1 Kekayi
Permintaan bantuan
sahabat dekat sekalipun tetap berat bagi Prasaja.
Semua tahu kamu
orangnya baik hati tapi aku bukan hendak memanfaatkan itu. Sekali ini
saja aku minta tolong kepadamu, Pras. Setelah itu aku takkan
mengganggumu lagi, kata Kekayi, sang sahabat,
Pras memperlakukan Kekayi sama
seperti sahabat dekatku lainnya seperti Tony atau Rudi. Tony dan Rudi
sudah biasa blusukan ke rumah kontrakannya. Mereka bertiga kerap
nongkrong bareng termasuk malming. Maklum tak ada acara wakuncar,
waktu kunjung pacar. Pacar Tony di Jakarta. kuliah di ekonomi dan
memang anak Jakarta. Pacar Rudi di kampugnya sana, Semarang. Sejak
tahun ke dua kuliah di Yogya mereka berteman dan saling cocok,
selera sama. Dari musik hingga film Begitu juga Kekayi, kerap ke
kontrakan Pras. Dulu nayaris tiap siang pasti Kekayi mampir ke rumah
Pras sepulang dari kampus. Bahkan tidak sungkan-sungkan tidur siang
di kamar Pras.
Dan kini sahabatnya
itu memohon pertolongan yang tak mungkin ia lakukan: pura-pura naksir
Ika, adik Kekayi dan memacarinya ! Tujuan utamanya supaya adik
Kekayi pisah dengan kekasihnya sekarang, laki-laki yang beristri dan
beranak satu. Laki-laki itu tak lain adalah supervisor perusahaan
dimana Ika bekerja. Ika memilih bekerja karena pertimbangan ekonomi
meski ortu maupun kakak-kaknya tak pernah mengarahkannya untuk
bekerja. Bapaknya pensiunan angkatan darat dengan pangkat terakhir
perwira menengah. Pras menatapnya tajam untuk menegur sikapnya yang
terlalu menekan dirinya.
Kedekatan Pras dengan
Kekayi melebihi saudara, Siapapun yang belum kenal betul mengira
mereka pacaran. Baik Tony dan Rudi sampai bilang. Sudahlah Pras,
kawini saja Ayi. Mau cari perempauan kayak apa lagi ? Da cantik,
bodinya mendukung, pintar, terbukti kuliahnya di Pertanian lancar.
Apa iya cewekmu di kampung melebihi dia ? Kok aku tak yakin, Pras.
2 Lena
Jelas Lena lebih dari
segalanya di mataku. Dan di hatiku, ujar Pras mantap.
Padahal dulu sampai
tengah semester pertama SMA swasta Pras belum tahu ada nama Lena
dalam daftar teman sekelas bahkan.

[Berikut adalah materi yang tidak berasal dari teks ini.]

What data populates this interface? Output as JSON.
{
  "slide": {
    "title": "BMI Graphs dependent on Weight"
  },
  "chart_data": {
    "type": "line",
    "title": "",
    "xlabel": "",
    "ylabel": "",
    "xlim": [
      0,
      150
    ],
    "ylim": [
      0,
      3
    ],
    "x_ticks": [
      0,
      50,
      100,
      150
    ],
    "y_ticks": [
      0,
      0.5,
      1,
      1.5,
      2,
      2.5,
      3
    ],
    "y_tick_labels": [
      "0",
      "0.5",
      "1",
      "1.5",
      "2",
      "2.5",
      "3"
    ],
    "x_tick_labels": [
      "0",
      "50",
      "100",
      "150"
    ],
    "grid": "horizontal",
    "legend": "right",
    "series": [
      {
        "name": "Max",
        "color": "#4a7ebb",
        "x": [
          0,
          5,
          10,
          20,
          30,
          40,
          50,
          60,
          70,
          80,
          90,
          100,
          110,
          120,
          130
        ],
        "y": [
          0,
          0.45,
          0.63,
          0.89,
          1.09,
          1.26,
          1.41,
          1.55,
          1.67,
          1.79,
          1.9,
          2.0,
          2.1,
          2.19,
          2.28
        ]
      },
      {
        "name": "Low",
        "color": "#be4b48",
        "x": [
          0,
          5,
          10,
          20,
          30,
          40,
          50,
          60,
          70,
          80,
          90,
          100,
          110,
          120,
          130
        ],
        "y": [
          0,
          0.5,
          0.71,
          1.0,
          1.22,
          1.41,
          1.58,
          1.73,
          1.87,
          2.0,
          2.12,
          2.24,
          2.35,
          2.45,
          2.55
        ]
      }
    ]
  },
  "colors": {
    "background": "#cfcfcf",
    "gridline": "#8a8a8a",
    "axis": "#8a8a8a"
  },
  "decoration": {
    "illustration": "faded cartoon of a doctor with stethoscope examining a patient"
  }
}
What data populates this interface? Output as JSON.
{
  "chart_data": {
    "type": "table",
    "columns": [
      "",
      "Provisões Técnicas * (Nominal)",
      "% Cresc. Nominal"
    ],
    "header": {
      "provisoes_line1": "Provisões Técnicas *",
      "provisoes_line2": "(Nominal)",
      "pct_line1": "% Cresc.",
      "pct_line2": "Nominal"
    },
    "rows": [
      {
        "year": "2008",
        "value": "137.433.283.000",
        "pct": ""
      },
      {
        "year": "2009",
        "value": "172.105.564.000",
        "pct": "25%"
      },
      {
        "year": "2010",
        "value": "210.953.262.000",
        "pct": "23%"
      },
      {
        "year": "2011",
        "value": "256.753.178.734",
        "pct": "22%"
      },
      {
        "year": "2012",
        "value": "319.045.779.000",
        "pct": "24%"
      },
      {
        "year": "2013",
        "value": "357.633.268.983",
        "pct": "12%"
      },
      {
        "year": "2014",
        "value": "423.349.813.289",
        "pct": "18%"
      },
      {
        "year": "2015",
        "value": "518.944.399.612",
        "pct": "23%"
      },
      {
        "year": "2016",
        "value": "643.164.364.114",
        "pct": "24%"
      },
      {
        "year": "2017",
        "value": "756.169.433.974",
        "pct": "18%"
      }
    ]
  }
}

Padahal dia ketua kelas. Baru
ketika Pras kekurangan orang untuk opera yag ia sutradarai dalam
rangka pensi perpisahan – yang cantik-cantik sudah diserobot kakak
kelas untuk penampilan serupa, Yopi teman sebangkunya menyodorkan
nama Lena.
Siapa dia ?
Kamu itu terlalu Pras,
kata Yopi. Dia sebangku dengan Lidya, mereka duduk di bangku deretan
tengah, belakangnya baru Surya dan Handoko gendut. Aku sering canda
sama Lidya tapi Lena, yang mana sih ? keluh Pras.
Lantaran ga ada stok
lagi, Lena dipakai sebagai pemeran utama tanpa audisi segala. Yopi
mengingatkan tapi Pras yakin. Yang penting anaknya mau, kilah Pras.
Sebab hampir semua teman yang ia tawari ikut opera pada nolak.
Kecuali Didik, anak klas 3, berterus terang mendudukung Pras.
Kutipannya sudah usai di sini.